Atlantic City Fourth Ward Alderman
- In office Late 1920s – Early 1970s

Atlantic County Legislator on Atlantic Board of Freeholders
- In office 1930s–1970s

Personal details
- Born: James H. Boyd November 5, 1906 Philadelphia, Pennsylvania, United States
- Died: April 11, 1974 (aged 67) Atlantic City, New Jersey, United States
- Party: Republican
- Spouse: Marie E. Boyd
- Education: Princeton University
- Occupation: Politician, racketeer, bootlegger, soldier, bellhop
- Awards: World War II Victory Medal EAME Medal Bronze Star
- Nickname: Boydie

Military service
- Allegiance: US Army, 79th Infantry Division
- Years of service: 1942–1945
- Battles/wars: World War II Normandy Northern France Rhineland Central Europe

= James H. Boyd (Atlantic City politician) =

American politician and criminal (1906–1974)

James Howlett Boyd (November 5, 1906 – April 11, 1974) was an Atlantic City politician and criminal, who served under corrupt Atlantic County treasurer Enoch “Nucky” Johnson and New Jersey Senator Frank S. Farley.

==Early life==
James H. Boyd was born on November 5, 1906, in Philadelphia, Pennsylvania, United States.

==Prohibition==
Boyd was working as a bellhop at the Ritz-Carlton Hotel during the time Prohibition went into effect in 1920. But, soon Boyd started to move up to the chain of command in corrupt Atlantic City treasurer and Southern Jersey boss Enoch “Nucky” Johnson's organization.
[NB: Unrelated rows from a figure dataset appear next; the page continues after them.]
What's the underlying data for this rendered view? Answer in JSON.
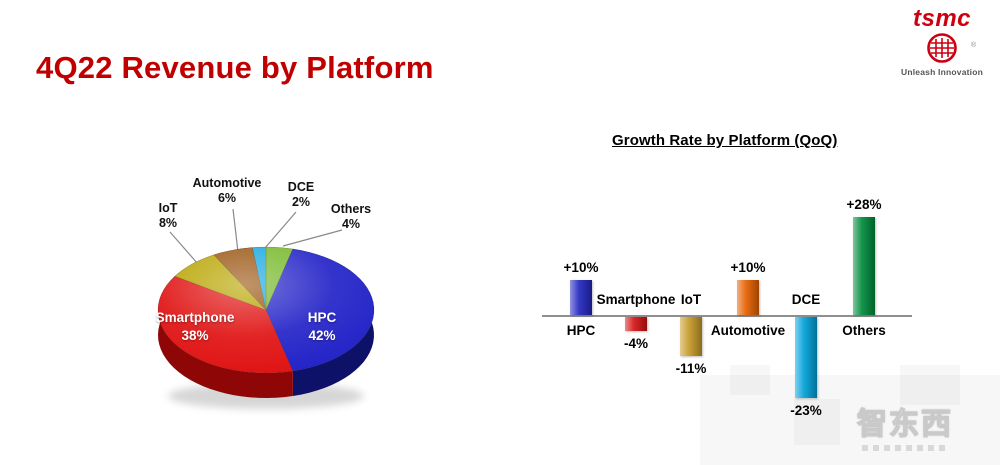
{
  "page": {
    "title": "4Q22 Revenue by Platform"
  },
  "logo": {
    "brand": "tsmc",
    "registered": "®",
    "tagline": "Unleash Innovation",
    "brand_color": "#cc0011",
    "wafer_icon": "tsmc-wafer-icon"
  },
  "watermark": {
    "text": "智东西"
  },
  "chart_data": [
    {
      "type": "pie",
      "title": "4Q22 Revenue by Platform",
      "unit": "%",
      "style": "3d-pie",
      "segments": [
        {
          "label": "Others",
          "value": 4,
          "pct": "4%",
          "color": "#76b82a",
          "side_color": "#4e7d1a"
        },
        {
          "label": "HPC",
          "value": 42,
          "pct": "42%",
          "color": "#2323c8",
          "side_color": "#0d1168"
        },
        {
          "label": "Smartphone",
          "value": 38,
          "pct": "38%",
          "color": "#e01212",
          "side_color": "#8f0606"
        },
        {
          "label": "IoT",
          "value": 8,
          "pct": "8%",
          "color": "#b8a400",
          "side_color": "#7c6e00"
        },
        {
          "label": "Automotive",
          "value": 6,
          "pct": "6%",
          "color": "#9a5410",
          "side_color": "#64350a"
        },
        {
          "label": "DCE",
          "value": 2,
          "pct": "2%",
          "color": "#18a8e0",
          "side_color": "#0d6f96"
        }
      ],
      "label_placement": "Smartphone and HPC inside slices, others outside with leader lines"
    },
    {
      "type": "bar",
      "title": "Growth Rate by Platform (QoQ)",
      "categories": [
        "HPC",
        "Smartphone",
        "IoT",
        "Automotive",
        "DCE",
        "Others"
      ],
      "values": [
        10,
        -4,
        -11,
        10,
        -23,
        28
      ],
      "value_labels": [
        "+10%",
        "-4%",
        "-11%",
        "+10%",
        "-23%",
        "+28%"
      ],
      "colors": [
        "#2328c0",
        "#d81414",
        "#c79a28",
        "#e66000",
        "#00a2da",
        "#008c3c"
      ],
      "unit": "%",
      "baseline": 0,
      "ylim": [
        -25,
        30
      ],
      "grid": false,
      "legend": false
    }
  ]
}
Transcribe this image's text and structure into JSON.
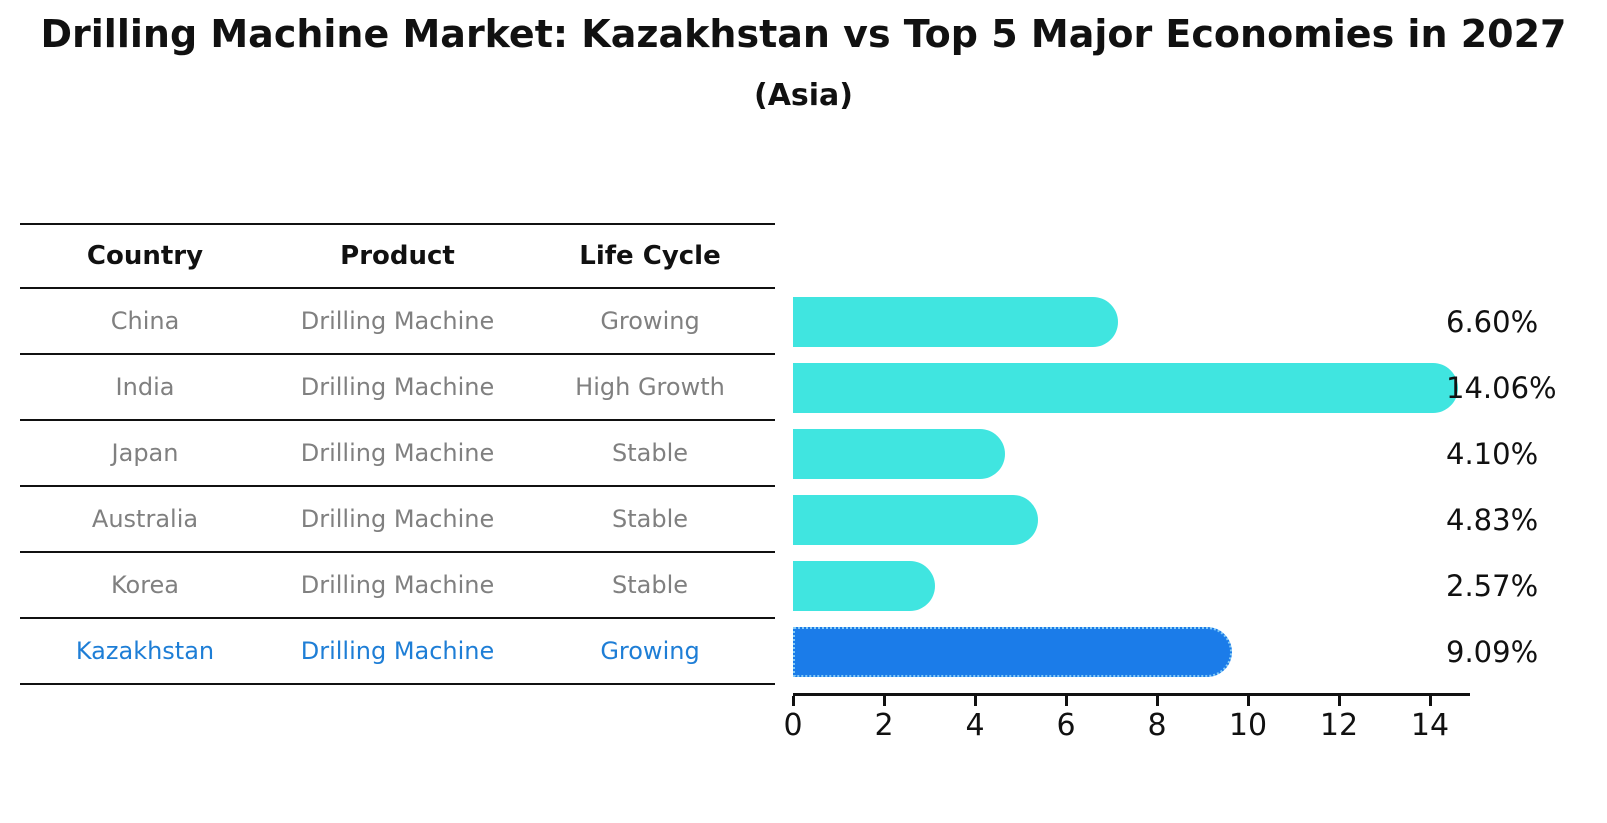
{
  "header": {
    "title": "Drilling Machine Market: Kazakhstan vs Top 5 Major Economies in 2027",
    "subtitle": "(Asia)"
  },
  "table": {
    "columns": [
      "Country",
      "Product",
      "Life Cycle"
    ],
    "rows": [
      {
        "country": "China",
        "product": "Drilling Machine",
        "life_cycle": "Growing",
        "highlight": false
      },
      {
        "country": "India",
        "product": "Drilling Machine",
        "life_cycle": "High Growth",
        "highlight": false
      },
      {
        "country": "Japan",
        "product": "Drilling Machine",
        "life_cycle": "Stable",
        "highlight": false
      },
      {
        "country": "Australia",
        "product": "Drilling Machine",
        "life_cycle": "Stable",
        "highlight": false
      },
      {
        "country": "Korea",
        "product": "Drilling Machine",
        "life_cycle": "Stable",
        "highlight": false
      },
      {
        "country": "Kazakhstan",
        "product": "Drilling Machine",
        "life_cycle": "Growing",
        "highlight": true
      }
    ]
  },
  "chart_data": {
    "type": "bar",
    "orientation": "horizontal",
    "title": "Drilling Machine Market: Kazakhstan vs Top 5 Major Economies in 2027 (Asia)",
    "categories": [
      "China",
      "India",
      "Japan",
      "Australia",
      "Korea",
      "Kazakhstan"
    ],
    "values": [
      6.6,
      14.06,
      4.1,
      4.83,
      2.57,
      9.09
    ],
    "value_labels": [
      "6.60%",
      "14.06%",
      "4.10%",
      "4.83%",
      "2.57%",
      "9.09%"
    ],
    "x_ticks": [
      "0",
      "2",
      "4",
      "6",
      "8",
      "10",
      "12",
      "14"
    ],
    "xlim": [
      0,
      15
    ],
    "grid": false,
    "legend": false,
    "bar_color": "#40E5E0",
    "highlight_bar_color": "#1B7CE9",
    "highlight_border_color": "#84CBF7",
    "highlight_index": 5
  },
  "colors": {
    "title_text": "#111111",
    "table_text": "#808080",
    "highlight_text": "#1E7ED6",
    "axis": "#111111",
    "background": "#FFFFFF"
  }
}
Boyd and Johnson met around the time that Johnson and Charlie Luciano were forming the Big Seven and they took an instant liking to each other; Johnson began grooming Boyd to become the next boss in his organization. He later became Johnson's right-hand man. He oversaw speakeasies, brothels, illegal casinos, and the numbers rackets. Boyd was also Johnson's and future boss Farley's top enforcer.

===Personal life===
Boyd was married to Marie Elizabeth Derro.

==Frank Farley==
After Johnson was convicted of tax evasion in 1941, New Jersey State Senator Frank S. Farley took control of Atlantic City's political machine. In order to create a “bridge” between the new and old regimes, Boyd was appointed the overseer of all operations in Atlantic City. He also became the executive chairman of the Fourth Ward Republican Club and assistant clerk and clerk of the Atlantic Board of Freeholders and boss of the fourth ward. Under the regime of Farley, Boyd was known as a vicious man.

===World War II===
Boyd enlisted as a private in the Army in June 1942 during World War II. From 1942 to 1945, Boyd was a soldier in the 79th Infantry Division. He served in the Normandy battles, Northern France campaign, the Rhineland battles, and in Central Europe.

==Death==
Boyd died in his home on April 11, 1974, of cancer, at the age of 67. Prior to her death in 2006, his wife established the James H. Boyd Memorial Scholarship at the Atlantic Cape Community College, worth $10,000.

==Television adaptation==
Jimmy Darmody in the first two seasons of the HBO show Boardwalk Empire is, to some degree, based on Boyd. The fictional version of Boyd is a World War I veteran with a son and a wife. In the show, his father is Louis “Commodore” Kaestner (based on Louis “Commodore” Kuehnle) and his one-time mentor is corrupt Atlantic City treasurer and political boss Enoch “Nucky” Thompson (based on Enoch L. Johnson).

In the show, Darmody's associates/friends include: Lucky Luciano, Meyer Lansky, Al Capone, Johnny Torrio, Richard Harrow, and Mickey Doyle (based on Mickey Duffy).